For students, the course’s value lies in learning how to translate mechanics into judgment. “AE 8803 delivered precisely the type of knowledge and skills that industry and operational organizations are seeking to develop as engineers and technical leaders,” said Isaac Babcock, an AE graduate student and U.S. Coast Guard officer. 

“The course strengthened my ability to connect fundamental mechanics principles to engineering decision-making, risk assessment, and maintenance practices—capabilities that will have a direct impact on my future responsibilities within Coast Guard aviation,” said Babcock. 

The course is open to graduate students across multiple disciplines, including aerospace engineering, mechanical engineering, materials science and engineering, and civil and environmental engineering. This interdisciplinary approach reflects the wide-ranging importance of fracture mechanics in fields where safety, durability, and reliability are critical.

“Failure is not confined to one discipline. Whether you are designing aircraft, infrastructure, or new materials, understanding how and when something breaks is essential.”

Professor Christos Athanasiou

The course also incorporates perspectives from industry. Guest speakers provide examples of how fracture mechanics principles are applied in real-world settings, like aircraft maintenance, certification and structural inspection, reinforcing the connection between academic concepts and engineering practice.

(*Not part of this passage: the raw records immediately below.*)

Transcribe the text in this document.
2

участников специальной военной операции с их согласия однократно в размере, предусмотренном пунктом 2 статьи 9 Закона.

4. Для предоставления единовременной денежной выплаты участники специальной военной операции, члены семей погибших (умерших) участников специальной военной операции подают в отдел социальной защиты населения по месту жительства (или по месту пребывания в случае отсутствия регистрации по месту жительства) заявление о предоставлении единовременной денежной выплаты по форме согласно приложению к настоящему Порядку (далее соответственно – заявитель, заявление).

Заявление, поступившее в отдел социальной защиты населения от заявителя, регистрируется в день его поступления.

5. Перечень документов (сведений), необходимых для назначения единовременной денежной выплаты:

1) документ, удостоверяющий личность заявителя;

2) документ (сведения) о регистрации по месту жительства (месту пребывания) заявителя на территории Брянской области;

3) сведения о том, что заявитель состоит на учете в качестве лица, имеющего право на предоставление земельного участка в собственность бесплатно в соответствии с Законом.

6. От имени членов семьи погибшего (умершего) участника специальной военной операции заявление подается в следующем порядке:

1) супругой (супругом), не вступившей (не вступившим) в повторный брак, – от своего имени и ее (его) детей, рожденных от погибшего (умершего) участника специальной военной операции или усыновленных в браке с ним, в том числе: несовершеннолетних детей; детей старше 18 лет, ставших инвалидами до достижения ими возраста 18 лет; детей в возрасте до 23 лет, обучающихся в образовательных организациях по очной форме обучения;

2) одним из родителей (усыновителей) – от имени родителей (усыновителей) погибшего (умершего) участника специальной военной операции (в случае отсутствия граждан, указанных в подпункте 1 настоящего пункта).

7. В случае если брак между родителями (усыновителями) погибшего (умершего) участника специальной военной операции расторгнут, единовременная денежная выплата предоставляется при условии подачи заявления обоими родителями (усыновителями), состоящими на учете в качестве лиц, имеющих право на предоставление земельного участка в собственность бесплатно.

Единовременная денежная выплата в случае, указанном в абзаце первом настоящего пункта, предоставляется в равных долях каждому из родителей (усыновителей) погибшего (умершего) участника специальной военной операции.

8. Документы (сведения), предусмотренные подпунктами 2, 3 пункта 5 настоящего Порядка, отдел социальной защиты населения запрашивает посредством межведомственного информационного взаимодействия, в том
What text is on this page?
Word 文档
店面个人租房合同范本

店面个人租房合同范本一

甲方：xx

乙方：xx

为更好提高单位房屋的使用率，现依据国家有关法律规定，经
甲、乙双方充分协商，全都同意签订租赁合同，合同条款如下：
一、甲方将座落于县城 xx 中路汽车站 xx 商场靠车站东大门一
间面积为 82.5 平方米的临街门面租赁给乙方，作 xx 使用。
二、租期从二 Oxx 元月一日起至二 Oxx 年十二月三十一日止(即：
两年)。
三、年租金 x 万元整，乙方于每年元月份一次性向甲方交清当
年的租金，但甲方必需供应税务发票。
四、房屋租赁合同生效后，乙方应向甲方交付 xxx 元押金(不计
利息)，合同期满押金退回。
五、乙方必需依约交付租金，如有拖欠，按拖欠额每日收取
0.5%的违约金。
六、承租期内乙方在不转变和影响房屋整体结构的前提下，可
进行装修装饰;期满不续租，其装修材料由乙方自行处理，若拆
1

Closely tied to ongoing research in structural behavior, AE 8803 offers students a pathway to further exploration. Those interested in the subject can pursue independent study or research opportunities that build on the questions introduced in the classroom.

“Fracture mechanics is not a finished field,” Athanasiou said. “New materials and new technologies continue to raise new questions. This course is about giving students the foundation to ask—and answer—those questions.” 

In doing so, AE 8803 offers a model for how classical engineering subjects can evolve in an AI-enabled classroom while preserving rigorous physical reasoning.

The course will be offered again in Spring 2027.